我并不完全确定这是我应该采用的方法,所以下面是我想要使用玩具数据进行转换的示例。
That is, if the data look something like this:
也就是说,如果数据看起来像这样:
A B C
1 10 22
1 12 20
1 11 8
1 10 10
2 11 13
2 12 10
3 14 0
What I am trying to end up with is something like the following. I am not totally sure whether this can be done through groupby aggregating into lists, and am rather lost as to where to go from here.

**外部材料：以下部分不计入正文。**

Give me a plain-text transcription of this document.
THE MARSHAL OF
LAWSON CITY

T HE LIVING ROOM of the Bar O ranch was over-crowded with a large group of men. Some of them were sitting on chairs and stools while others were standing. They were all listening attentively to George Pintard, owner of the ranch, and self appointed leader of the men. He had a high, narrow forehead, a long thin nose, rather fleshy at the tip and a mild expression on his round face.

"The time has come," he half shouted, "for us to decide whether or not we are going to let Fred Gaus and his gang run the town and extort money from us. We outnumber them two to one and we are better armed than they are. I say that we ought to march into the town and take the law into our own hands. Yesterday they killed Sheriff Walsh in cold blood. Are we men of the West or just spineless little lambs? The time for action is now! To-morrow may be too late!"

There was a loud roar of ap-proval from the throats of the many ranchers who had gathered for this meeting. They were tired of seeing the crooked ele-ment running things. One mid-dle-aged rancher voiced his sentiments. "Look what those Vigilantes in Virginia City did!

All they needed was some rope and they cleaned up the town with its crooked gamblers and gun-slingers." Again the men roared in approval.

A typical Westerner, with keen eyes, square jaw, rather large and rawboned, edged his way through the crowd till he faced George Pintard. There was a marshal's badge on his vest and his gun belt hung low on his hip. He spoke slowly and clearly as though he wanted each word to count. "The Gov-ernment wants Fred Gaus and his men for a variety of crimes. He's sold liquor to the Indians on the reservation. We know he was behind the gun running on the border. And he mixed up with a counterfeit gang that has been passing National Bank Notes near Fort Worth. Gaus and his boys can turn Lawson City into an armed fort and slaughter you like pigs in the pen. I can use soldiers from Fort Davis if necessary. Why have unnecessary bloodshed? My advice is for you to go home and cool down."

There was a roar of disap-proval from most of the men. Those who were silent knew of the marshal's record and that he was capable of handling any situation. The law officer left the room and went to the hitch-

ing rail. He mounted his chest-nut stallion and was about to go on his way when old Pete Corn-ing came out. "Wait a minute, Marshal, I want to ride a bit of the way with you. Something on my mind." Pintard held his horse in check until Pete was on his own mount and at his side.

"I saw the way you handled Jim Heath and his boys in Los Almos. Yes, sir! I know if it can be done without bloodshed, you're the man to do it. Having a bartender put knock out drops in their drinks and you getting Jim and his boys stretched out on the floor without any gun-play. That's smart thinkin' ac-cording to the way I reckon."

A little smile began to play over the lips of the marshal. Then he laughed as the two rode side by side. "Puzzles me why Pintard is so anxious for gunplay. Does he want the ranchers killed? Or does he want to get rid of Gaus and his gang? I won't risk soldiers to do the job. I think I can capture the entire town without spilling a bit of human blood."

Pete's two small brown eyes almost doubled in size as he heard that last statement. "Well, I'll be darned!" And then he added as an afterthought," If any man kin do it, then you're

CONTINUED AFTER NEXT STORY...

我想要结束的是类似于以下内容。我不完全确定这是否可以通过 groupby 聚合到列表中来完成,并且对于从这里去哪里感到很迷茫。
Hypothetical output:
假设输出:
A B C New1 New2 New3 New4 New5 New6
1 10 22 12 20 11 8 10 10
2 11 13 12 10
3 14 0
Perhaps I should be pursuing pivots instead? The order by which the data are put into columns does not matter - all columns B through New6 in this example are equivalent. All suggestions/corrections are much appreciated.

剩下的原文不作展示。